Doctors should consider that their primary business goal is to operate their office at optimal capacity doing the type of dentistry that the doctor wants to do. In addition to conservative fee increases this year, extending more liberal credit terms to patients may be necessary with the goal to help increase treatment acceptance and build goodwill with your patients.

Communications Strategy
You should further take this opportunity to examine your communications with existing patients. Studies have shown that it is easier and more cost effective to increase business from existing patients than to create new ones. Marketing is becoming more important as doctors constantly look for ways to get more patients in to their practice. Most however, spend virtually all of their marketing efforts on new patients forgetting about the existing patient base.

Doctors should be communicating with their existing patients at least every six months. A simple informational letter about changes in your practice or new procedures can be delivered for free via email or for minimal cost using regular mail. Now is an opportune time to reconnect with your patients, talk about the upcoming year and, at least remind them that their insurance benefits that have been reset as of January 1st.

Treatment Presentation
Many of our successful offices have also revised their treatment presentations to reflect the recession. As we have always advocated for comprehensive treatment planning and presentation, many offices are now offering a deferral of the “complete” treatment plan in favor of a segmented plan.

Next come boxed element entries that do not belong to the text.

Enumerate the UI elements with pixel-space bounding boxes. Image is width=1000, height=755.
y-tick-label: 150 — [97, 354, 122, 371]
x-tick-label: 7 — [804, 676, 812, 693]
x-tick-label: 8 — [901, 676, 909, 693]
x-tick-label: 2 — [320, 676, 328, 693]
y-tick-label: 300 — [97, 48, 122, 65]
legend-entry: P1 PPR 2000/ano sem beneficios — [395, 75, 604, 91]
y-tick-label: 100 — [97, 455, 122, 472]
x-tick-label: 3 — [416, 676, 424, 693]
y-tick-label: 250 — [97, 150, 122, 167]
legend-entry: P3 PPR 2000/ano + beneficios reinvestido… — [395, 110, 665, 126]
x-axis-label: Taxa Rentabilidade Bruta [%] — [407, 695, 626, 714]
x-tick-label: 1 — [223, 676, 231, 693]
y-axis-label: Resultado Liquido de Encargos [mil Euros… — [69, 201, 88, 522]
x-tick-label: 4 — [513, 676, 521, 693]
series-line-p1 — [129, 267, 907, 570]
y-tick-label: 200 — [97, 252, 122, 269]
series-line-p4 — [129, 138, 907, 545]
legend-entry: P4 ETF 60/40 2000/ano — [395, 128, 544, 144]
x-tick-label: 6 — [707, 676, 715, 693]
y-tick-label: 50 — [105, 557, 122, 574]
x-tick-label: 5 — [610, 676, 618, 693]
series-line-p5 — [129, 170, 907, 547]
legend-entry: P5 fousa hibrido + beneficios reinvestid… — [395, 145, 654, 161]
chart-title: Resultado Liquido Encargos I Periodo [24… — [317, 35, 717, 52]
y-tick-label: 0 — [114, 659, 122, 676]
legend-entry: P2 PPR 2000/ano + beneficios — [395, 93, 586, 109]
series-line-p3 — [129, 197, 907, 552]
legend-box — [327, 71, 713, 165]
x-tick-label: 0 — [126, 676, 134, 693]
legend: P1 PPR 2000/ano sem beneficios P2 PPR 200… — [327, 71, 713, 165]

While a comprehensive plan should be presented, if it is not accepted for economic reasons, consider offering to complete the treatment in segments over a defined timeline. Normally this will result in quadrant treatment that can be accomplished in only a few appointments with a minimum of time lost from work. Patients will be able to see immediate results of the treated area and will probably be more inclined to want to complete treatment.

In-Office Experience
Also consider your office strategy concerning new patients. What do your new patients want? Why have they come to your office? Ask them! Traditionally, we’ve all been taught to do a thorough clinical examination followed by a comprehensive full mouth treatment plan for all new patients. Especially now, your new patients may have left another office just because they perceived that they were being “over-treated” and did not want nor did they think that they could afford the recommended treatment. Take the time
to talk to them and make them feel comfortable with you, your staff and your office.

As we all know, economies are cyclical and as they turn down they will also turn back up. Now is the time to comprehensively evaluate how your practice is positioned and make plans for this New Year.

1 The McGill Advisory – Volume 23 Issue 11, November 2008.